Despite the crippling obstruction, the management flatly turned down the demand of the workers citing that it is the management’s prerogative to appoint senior staff, not the workers’. The issue related to the security of senior staff of a multinational company is a very serious one because if not tackled promptly, it can immediately erode confidence of other nine major multinationals operating in the manufacturing sector in Nepal.



It is an unfortunate coincidence that the freezing of further investment came barely a week after the Corp, which brought American food chain KFC and Pizza Hut to Nepal, declared making additional investment worth Rs 1 billion in Nepal, mainly for the expansion of bottling capacity of Pepsi in the Tarai region.



At a time when the Constituent Assembly is most likely to make constitutional arrangements to welcome foreign investments in almost every sector of Nepal’s economy, the announcement by RJ Corp has come as a blow to the fragile economy that badly needs more foreign as well as domestic investments not only to generate additional employment but also to check the rapidly widening trade deficit.



Despite the fact that Nepal’s rigid labor law, which is infamous for favoring laborers than investors, has been the biggest bottleneck to expand industrialization in the country for more than a decade.

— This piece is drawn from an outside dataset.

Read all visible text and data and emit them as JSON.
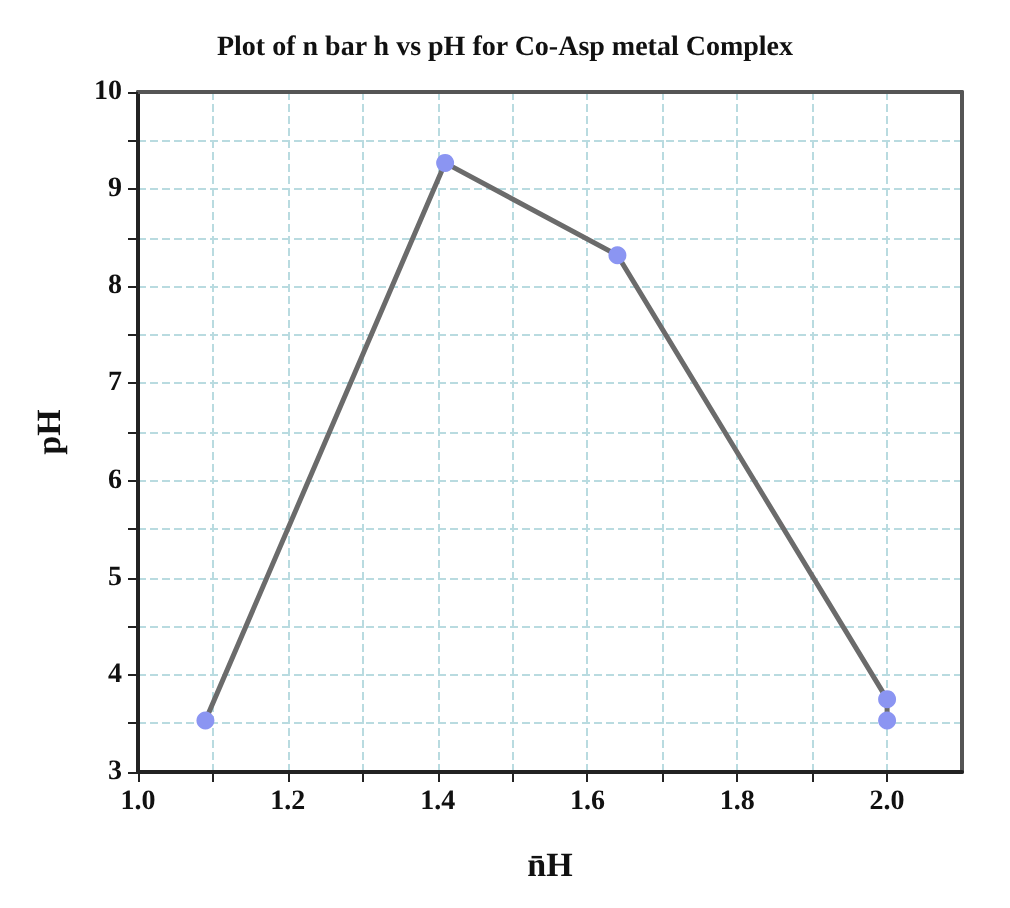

Surprisingly, successive governments seem less bothered over tackling depleting investor confidence. Even more disturbing is that neither the government nor the private sector’s apex body or trade unions have shown any interest in finding an amicable solution to the ongoing problem at the Pepsi plant. We urge everyone concerned to take the issue seriously and act immediately to restore the battered confidence of, both, national and international investors before it is too late.